I Superbonus appaiono, in questa prospettiva, come un’occasione irripetibile per adeguare il patrimonio edilizio ai nuovi standard, contribuendo ad una causa, quella dalla drastica riduzione delle emissioni inquinanti in ambito residenziale, come richiesto a tutti i Paesi per attenuare la crisi climatica che stiamo vivendo. E’ evidente che per affrontare tale problema non è sufficiente intervenire solo sul residenziale, ma vale la pena di ricordare un dato estremamente significativo ovvero che il 28% dei consumi totali di energia in Italia provengono proprio dalle abitazioni. Si tratta della quota di consumo più elevata dopo quella del settore dei trasporti, che assorbe il 31,7% del totale.

Pur con sfumature diverse, lo stesso discorso dovrebbe essere fatto per un uso estensivo del sisma bonus, la cui efficacia è oggi drammaticamente sottostimata, salvo ricordare il Paese continua spendere più di 2 miliardi l’anno per ricostruire ciò che i terremoti degli ultimi 55 anni hanno distrutto.

Se i superbonus vengono dunque considerati come strumenti straordinari per la realizzazione di un piano altrettanto straordinario - quello di contrasto al surriscaldamento globale, all’inquinamento atmosferico ed alla prevenzione dal rischio sismico – allora il concetto di sostenibilità della spesa dello Stato per tali incentivi può essere visto sotto un particolare profilo.

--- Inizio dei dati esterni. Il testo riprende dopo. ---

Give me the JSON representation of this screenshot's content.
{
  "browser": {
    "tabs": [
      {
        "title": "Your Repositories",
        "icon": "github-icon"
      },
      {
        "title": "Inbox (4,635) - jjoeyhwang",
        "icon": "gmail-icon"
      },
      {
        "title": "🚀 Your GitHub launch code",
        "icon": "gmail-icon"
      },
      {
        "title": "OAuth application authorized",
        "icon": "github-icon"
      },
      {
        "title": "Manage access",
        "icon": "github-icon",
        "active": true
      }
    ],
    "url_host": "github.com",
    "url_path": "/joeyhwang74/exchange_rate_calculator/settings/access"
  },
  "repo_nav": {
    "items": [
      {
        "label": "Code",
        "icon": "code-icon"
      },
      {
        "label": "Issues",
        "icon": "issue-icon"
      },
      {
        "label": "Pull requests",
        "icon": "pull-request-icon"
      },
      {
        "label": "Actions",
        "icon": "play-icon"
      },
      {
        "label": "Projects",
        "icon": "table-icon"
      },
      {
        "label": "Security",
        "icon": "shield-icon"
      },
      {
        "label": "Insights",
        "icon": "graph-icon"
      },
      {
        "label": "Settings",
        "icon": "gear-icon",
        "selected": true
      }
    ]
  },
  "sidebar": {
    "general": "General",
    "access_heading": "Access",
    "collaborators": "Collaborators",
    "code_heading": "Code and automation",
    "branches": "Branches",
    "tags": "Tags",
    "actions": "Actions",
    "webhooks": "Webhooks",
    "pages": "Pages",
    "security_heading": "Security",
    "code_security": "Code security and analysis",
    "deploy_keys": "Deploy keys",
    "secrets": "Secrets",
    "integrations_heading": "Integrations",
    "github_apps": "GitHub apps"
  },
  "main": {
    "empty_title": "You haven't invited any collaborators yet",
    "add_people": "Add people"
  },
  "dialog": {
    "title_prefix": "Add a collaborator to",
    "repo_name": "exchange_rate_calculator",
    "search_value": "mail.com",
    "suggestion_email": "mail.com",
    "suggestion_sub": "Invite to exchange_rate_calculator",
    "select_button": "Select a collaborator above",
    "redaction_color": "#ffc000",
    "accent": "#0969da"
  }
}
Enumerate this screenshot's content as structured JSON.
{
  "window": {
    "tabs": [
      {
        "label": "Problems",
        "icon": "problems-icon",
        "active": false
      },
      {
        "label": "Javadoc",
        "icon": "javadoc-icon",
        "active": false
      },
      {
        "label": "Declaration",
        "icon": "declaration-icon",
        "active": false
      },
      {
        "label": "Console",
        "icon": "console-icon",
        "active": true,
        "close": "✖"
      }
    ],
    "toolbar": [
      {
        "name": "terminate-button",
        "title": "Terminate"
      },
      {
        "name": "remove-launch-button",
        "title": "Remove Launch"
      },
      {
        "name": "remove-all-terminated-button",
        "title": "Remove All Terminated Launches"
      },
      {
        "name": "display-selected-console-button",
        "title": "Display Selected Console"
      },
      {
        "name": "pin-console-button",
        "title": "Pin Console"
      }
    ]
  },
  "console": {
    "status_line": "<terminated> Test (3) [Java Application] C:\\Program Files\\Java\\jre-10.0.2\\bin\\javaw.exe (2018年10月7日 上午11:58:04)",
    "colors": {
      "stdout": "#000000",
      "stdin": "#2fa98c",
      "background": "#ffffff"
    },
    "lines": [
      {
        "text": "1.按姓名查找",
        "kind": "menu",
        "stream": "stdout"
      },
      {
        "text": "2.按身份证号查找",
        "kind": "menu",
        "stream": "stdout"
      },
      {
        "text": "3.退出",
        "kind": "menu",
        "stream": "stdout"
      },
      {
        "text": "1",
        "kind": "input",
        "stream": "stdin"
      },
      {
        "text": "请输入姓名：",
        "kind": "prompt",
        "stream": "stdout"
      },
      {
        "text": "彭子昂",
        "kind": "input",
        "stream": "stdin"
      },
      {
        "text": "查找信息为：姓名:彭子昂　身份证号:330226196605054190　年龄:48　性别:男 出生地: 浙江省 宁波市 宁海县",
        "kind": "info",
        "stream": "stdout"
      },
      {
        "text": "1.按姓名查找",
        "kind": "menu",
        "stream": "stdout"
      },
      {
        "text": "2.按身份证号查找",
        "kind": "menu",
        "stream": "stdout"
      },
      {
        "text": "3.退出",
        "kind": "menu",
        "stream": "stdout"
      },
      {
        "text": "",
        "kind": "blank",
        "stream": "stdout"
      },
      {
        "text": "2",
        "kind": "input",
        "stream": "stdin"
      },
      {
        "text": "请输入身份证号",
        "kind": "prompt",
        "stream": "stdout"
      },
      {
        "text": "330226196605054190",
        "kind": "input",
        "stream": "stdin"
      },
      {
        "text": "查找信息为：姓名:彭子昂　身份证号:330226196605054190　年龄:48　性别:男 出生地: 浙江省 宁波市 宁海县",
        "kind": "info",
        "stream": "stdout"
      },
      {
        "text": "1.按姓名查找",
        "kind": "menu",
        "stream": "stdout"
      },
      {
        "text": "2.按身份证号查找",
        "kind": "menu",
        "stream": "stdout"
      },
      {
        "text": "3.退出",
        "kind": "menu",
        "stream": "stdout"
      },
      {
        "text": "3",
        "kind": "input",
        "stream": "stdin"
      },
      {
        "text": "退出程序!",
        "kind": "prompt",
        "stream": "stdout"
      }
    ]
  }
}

Sappiamo con certezza che i Superbonus generano un disavanzo per lo Stato. Il Centro Studi del Consiglio Nazionale Ingegneri stima che se la spesa nel 2021 raggiungesse i 9 miliardi di euro, il disavanzo netto per tali misure potrebbe attestarsi a poco più di 6 miliardi. A fronte di questa dinamica, tuttavia, se ne genera una di tipo espansivo sul sistema economico, con un valore aggiunto di oltre 8 miliardi di euro ed un contributo al Pil di 12 miliardi di euro. Visto in termini più semplici: ciò che da un lato si toglie allo Stato, dall’altro viene più che compensato da una crescita economica complessiva.

Bene ha fatto dunque il Governo a definire un orizzonte di medio termine (fino al 2025) di durata dei Superbonus, confermando implicitamente che a fronte di un impegno consistente per il bilancio dello Stato possono corrispondere benefici economici e soprattutto sociali ancora più consistenti.

Se ci si chiede pertanto quale debba essere il senso del Paese per i Superbonus, la risposta è chiara: agire per dare seguito ad un programma straordinario di rinnovamento del patrimonio edilizio che richiede un diffuso senso di responsabilità da parte di tutti gli attori della filiera dell’edilizia e delle Istituzioni.

La strada è stata tracciata: ora spetta ad un numero estremamente ampio di attori agire affinché i cittadini e le Istituzioni locali comprendano la portata e la fattibilità di interventi con Superbonus, per la rigenerazione urbana, per una migliore cura del territorio, per un patrimonio edilizio più sostenibile a beneficio del maggior numero possibile di persone.